Cruzar fronteiras - Da Jordânia para Israel

Saímos de manhã bem cedo de Amman rumo a mais um pais nesta nossa aventura pelo Médio Oriente. Esse pais, de seu nome Israel, esta envolto em controvérsia desde a sua criação em 1948 ate a actualidade. A entrada num pais envolto em polémica não poderia deixar de ser polémica! Amman dista de Jerusalém 70 km, o que pressuponha uma viagem rápida. No entanto, saímos de Amman as 6.30 h da manhã e chegamos a Jerusalém as 14 h. Porquê? O que fizemos este tempo todo?


O autocarro que nos leva do lado jordana só faz 40 km e deixa-nos no check-point da fronteira. Os guardas tentam ser engraçados e gozam com três turistas japoneses que estão a nossa frente. Demoramos ai um bom bocado. No final levam o nossos passaportes com eles e nos temos que entrar num autocarro especial para fazer dois quilómetros na terra de ninguém (por incrível que parece existe terra de ninguém num dos locais do mundo onde mais se luta pela posse de terra). Uma vez na fronteira israelita parece que estamos no check-in do aeroporto. Temos que entregar as nossas mochilas para passarem num raio-x. São levadas para uma área separada.
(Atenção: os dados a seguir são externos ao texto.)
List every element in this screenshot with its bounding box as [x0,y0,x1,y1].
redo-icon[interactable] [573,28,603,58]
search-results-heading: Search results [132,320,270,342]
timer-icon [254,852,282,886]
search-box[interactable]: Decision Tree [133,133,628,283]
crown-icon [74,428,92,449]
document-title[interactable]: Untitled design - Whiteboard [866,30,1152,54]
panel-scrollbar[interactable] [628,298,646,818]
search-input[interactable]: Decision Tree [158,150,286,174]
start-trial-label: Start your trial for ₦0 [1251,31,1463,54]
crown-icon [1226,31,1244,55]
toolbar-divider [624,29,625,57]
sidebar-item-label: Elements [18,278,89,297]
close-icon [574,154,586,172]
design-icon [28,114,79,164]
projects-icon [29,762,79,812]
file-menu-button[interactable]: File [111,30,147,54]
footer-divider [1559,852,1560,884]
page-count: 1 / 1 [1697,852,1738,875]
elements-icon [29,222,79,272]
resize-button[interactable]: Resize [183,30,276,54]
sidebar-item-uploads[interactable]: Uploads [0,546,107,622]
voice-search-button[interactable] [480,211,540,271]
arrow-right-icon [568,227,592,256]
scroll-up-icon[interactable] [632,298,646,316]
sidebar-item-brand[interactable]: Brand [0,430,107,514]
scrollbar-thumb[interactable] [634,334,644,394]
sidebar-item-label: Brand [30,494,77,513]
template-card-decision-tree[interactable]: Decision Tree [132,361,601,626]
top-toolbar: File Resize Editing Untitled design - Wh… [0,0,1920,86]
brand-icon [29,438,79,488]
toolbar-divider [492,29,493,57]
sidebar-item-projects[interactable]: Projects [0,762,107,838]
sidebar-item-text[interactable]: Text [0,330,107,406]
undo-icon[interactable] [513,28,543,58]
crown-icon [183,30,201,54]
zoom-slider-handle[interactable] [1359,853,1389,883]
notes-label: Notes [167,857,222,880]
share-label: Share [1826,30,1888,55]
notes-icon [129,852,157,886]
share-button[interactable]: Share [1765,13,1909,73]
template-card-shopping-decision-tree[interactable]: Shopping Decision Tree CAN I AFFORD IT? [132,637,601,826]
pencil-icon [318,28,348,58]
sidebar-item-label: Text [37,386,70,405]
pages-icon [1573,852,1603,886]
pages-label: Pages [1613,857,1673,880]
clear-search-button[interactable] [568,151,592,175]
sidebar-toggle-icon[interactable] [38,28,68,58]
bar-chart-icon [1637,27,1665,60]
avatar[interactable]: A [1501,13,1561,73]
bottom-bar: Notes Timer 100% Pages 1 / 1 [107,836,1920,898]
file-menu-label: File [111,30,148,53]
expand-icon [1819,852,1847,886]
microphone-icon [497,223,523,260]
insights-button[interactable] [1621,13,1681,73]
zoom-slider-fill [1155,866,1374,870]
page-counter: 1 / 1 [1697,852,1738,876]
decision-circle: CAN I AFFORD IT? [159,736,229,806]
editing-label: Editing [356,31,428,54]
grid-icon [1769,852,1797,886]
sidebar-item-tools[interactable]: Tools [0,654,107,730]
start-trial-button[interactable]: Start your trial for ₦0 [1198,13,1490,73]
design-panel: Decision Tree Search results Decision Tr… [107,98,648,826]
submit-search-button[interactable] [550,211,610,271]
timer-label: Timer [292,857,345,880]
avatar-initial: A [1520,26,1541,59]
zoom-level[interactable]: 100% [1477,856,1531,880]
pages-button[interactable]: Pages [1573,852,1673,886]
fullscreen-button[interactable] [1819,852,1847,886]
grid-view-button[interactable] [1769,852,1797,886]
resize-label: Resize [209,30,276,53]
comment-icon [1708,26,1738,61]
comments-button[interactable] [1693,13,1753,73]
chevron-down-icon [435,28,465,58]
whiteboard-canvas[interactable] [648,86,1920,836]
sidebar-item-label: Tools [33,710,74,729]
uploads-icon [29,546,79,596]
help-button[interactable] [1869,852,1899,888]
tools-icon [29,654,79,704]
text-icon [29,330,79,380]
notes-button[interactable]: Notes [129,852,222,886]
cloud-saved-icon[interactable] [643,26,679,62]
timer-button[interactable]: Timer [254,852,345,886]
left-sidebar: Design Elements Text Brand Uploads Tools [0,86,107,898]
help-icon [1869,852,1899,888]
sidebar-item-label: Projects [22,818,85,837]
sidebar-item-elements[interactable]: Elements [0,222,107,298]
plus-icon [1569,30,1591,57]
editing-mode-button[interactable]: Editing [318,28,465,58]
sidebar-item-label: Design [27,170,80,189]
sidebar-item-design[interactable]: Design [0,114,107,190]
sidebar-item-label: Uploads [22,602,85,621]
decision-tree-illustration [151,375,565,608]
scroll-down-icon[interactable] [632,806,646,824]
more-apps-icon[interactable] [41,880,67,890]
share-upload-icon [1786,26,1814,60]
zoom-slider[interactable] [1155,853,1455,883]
Nos seguimos. Mais a frente fazem a nossa identificação. Parece haver um problema com o meu passaporte. Em Siwa, no Egipto, devido ao calor transpirei tanto que a minha fotografia ficou descolorada assim como a assinatura. Ate aqui ainda não me tinham arranjado problemas mas parece que vão começar aqui! O Rui pode passar mas eu não. Chamaram um outro guarda e depois de me inspeccionarem ao pormenor tenho aval para prosseguir um pouco mais. Não muito... porque vinte metros a frente fomos sujeitos a um pequeno interrogatório. Parece que não passamos!

Tivemos que aguardar mais de uma hora para uma menina (simpática de acordo com o Rui) interrogar o Rui numa área restrita durante meia hora. O facto de termos o carimbo sírio no passaporte não ajudou muito! Depois de vasculhar a nossa vida ao pormenor (inclusive saber porque não tínhamos filhos ou se não tínhamos de estar na escola em Setembro?) la nos deu o aval positivo para entrar em Israel.

Com o carimbo de entrada no passaporte prosseguimos. Mais uma vez... não muito. Só há um autocarro para Jerusalém e temos que esperar que estivesse cheio... uma hora mais! Nos 40 km que separam a fronteira de Jerusalém senti-me desolada. Atravessamos a Cisjordânia (Palestina) porque entramos pela fronteira palestiniana embora controlada pelas tropas israelitas. A paisagem e desoladora. A terra por que todos lutam e desértica, estéril e pedregosa. Os colonatos judeus sucedem-se com muros elevadíssimos. A população palestiniana vive em barracas, não se vê um único tijolo nas construções. Estes são os poucos sobreviventes nómadas que restam de um povo quase desaparecido.


Eram quase 14 h quando o autocarro parou na Porta de Damasco, uma das entradas para a Velha Jerusalém. De mochila as costas la encontramos o nosso hostel - Citadel Hostel - que será o nosso quartel general para explorar a cidade e a zona envolvente os próximos dias.